Analysts have identified approximately 210 active threat collectives affiliated with China—a figure nearly fourfold that of Iran’s 55 groups. Collectively, these two nations account for roughly 45% of the world’s organized cyber-entities. Experts observe that China’s cyber capabilities are undergoing a rapid metamorphosis; where adversaries once primarily sought data exfiltration, they now increasingly strive for persistent, long-term entrenchment within critical infrastructure.
The pressure exerted upon Taiwan is particularly pronounced. According to the Taiwan National Security Bureau, the island’s state infrastructure endured an average of 2.63 million network assaults daily in 2025—a staggering 113% increase relative to 2023 and a 6% rise over 2024. These collectives employ a multifaceted strategy, harmonizing the exploitation of software and hardware vulnerabilities with volumetric DDoS strikes, social engineering, and supply chain incursions. Since the latter half of 2025, the strategic focus has pivoted from mere information theft toward the penetration of vital systems, including power grids, healthcare facilities, and financial platforms.

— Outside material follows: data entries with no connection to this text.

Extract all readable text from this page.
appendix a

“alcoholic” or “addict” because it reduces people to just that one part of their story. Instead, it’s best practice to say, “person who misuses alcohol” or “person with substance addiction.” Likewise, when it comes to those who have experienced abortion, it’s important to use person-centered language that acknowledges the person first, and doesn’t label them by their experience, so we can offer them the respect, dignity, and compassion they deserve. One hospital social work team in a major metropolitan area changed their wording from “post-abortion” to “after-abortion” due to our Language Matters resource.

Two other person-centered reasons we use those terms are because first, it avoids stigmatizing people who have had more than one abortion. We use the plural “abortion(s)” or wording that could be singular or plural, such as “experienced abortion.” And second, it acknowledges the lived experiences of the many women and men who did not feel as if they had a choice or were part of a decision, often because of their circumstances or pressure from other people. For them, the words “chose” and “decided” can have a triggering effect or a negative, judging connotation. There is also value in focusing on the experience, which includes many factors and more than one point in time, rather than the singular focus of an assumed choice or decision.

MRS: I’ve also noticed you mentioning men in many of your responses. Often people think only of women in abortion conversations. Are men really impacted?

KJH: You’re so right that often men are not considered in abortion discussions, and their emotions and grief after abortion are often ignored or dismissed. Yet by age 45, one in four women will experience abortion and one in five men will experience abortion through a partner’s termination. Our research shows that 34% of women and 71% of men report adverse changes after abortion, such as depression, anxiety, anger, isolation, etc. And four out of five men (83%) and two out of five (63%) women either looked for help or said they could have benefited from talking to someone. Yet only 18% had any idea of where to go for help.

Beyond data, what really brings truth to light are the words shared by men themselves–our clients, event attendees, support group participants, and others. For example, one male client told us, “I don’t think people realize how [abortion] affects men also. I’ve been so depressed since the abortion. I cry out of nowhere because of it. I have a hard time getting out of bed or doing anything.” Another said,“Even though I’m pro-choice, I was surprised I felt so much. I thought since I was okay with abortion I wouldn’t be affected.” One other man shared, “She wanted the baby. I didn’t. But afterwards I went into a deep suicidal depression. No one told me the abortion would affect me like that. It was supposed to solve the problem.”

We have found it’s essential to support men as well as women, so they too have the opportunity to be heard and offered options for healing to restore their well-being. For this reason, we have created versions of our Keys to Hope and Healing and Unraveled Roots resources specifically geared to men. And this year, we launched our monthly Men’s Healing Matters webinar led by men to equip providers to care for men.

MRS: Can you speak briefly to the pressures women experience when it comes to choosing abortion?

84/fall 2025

Similar methodologies are being documented internationally. Groups linked to China are aggressively weaponizing critical vulnerabilities within Microsoft SharePoint and telecommunications infrastructure. Specialists characterize this as a “pre-positioning” strategy: rather than inflicting immediate damage or seeking illicit financial gain, the adversaries endeavor to establish clandestine footholds in energy and communication networks for future exploitation.
The tangible consequences of such surreptitious operations have already manifested in South Korea. Local investigations revealed that the Onnara electronic document management system—utilized by government officials—was compromised for nearly three years, from September 2022 to July 2025. The antagonists exfiltrated sovereign digital signature certificates and employee credentials, subsequently masquerading as legitimate users to infiltrate internal administrative networks. While definitive attribution remains elusive, linguistic traces of Korean-to-Chinese translation and operational overlaps with the Taiwanese campaign suggest a potential Chinese affiliation.
While the South Korean National Intelligence Service notes that North Korea leads in the sheer volume of assaults, Chinese operations account for over 20% of threats when categorized by complexity and lethality. Professor Park Chun-sik of Ajou University emphasizes that state-sponsored cyber-offensives have evolved into a definitive instrument of modern warfare. Unlike the nuclear theater, this domain lacks comprehensive international treaties or binding constraints, necessitating that nations simultaneously cultivate both defensive resilience and offensive digital capabilities.